I have my own CU story, one in which a page recently turned. Bruce Curtis, my former professor, mentor, adviser and friend, passed away in February at age 93. He exemplified the best of what our faculty can be: an expert in his field, an exemplary scientist, a caring teacher, and a well-rounded and humble man with a dry wit and deep kindness. He was a person who brought out the best in his students and stimulated and engaged them in learning in ways that extended far beyond the classroom. Bruce influenced generations of geologists, including me.
|Bruce Curtis, center, helped dedicate the building named for him in 2002. (File photo by Larry Harwood/University of Colorado)
I transferred to CU from Cornell in 1961 to pursue my passion for petroleum geology. I found in Bruce Curtis a man whose career as the Rocky Mountain regional exploration manager for Continental preceded and informed his three decades teaching at CU. He blended theoretical knowledge with practical experience in his teaching, and he had a tremendous impact on my life and career.
After I earned my bachelor's degree, I began pursuing a master's while also starting my company. Starting a company may sound exciting, but the reality was I was drilling for oil in Kansas with no helper using a junk rig mounted on a beat-up truck.

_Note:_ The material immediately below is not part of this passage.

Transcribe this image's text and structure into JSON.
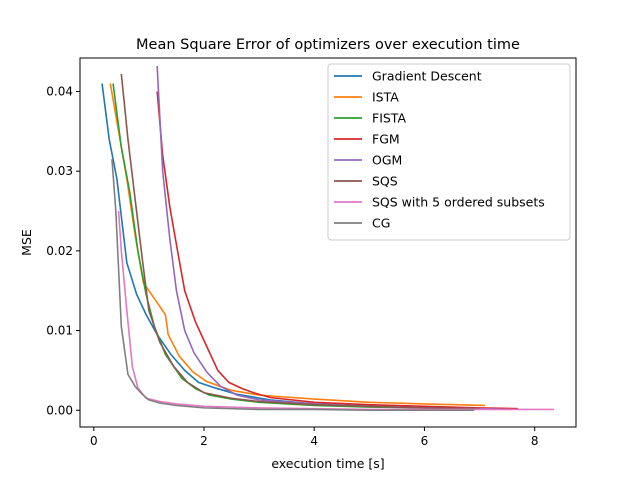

Yet when I showed Bruce what I was doing as we discussed progress on my master's, he suggested that I keep drilling. It was sound, practical advice from someone whose experiences told him that, although heading back to the classroom can be immensely valuable, in this instance the work I was doing in the field was also of great value. I put my studies on hold and put Bruce's lessons to work in the field. I don't regret that decision.
I know Bruce Curtis had a similar effect on many of my fellow CU geology students. He was one of those professors whose influence you feel years after leaving the university. Many of my fellow geology alumni still carry notes from his class some 20 years after graduating. As Mary Kraus, former chair of CU-Boulder's Department of Geological Sciences, noted, Bruce knew full well that students come seeking higher education, but he also recognized faculty have the obligation to engage them in the learning process to ensure students get the best of themselves and the best of their education.
His success doing so led two of his former students in 2001 to establish the Bruce Curtis Graduate Fellowship. It has supported nine students to date and aims to get to $1.5 million, which will support two students annually. It is a fitting legacy for a man whose life and career had a positive effect on generations of students.
In addition to supporting that effort, I was pleased to have an additional opportunity to honor his impact on my life. In 2002, I contributed to the effort to refurbish the old geology building, which was home to the geology department, into a museum. When CU officials asked me about naming it, I could think of no better name than the Bruce F. Curtis Museum Studies Building. In typical fashion, Bruce was overwhelmed by the honor and humbly appreciative.
CU has thousands of stories similar to mine. We are fortunate to have faculty who not only are exemplary teachers and researchers, but also caring people who engage students and have a profound influence on their lives that extends far beyond the university. I know from experience that CU stories are at the heart of what makes our university great.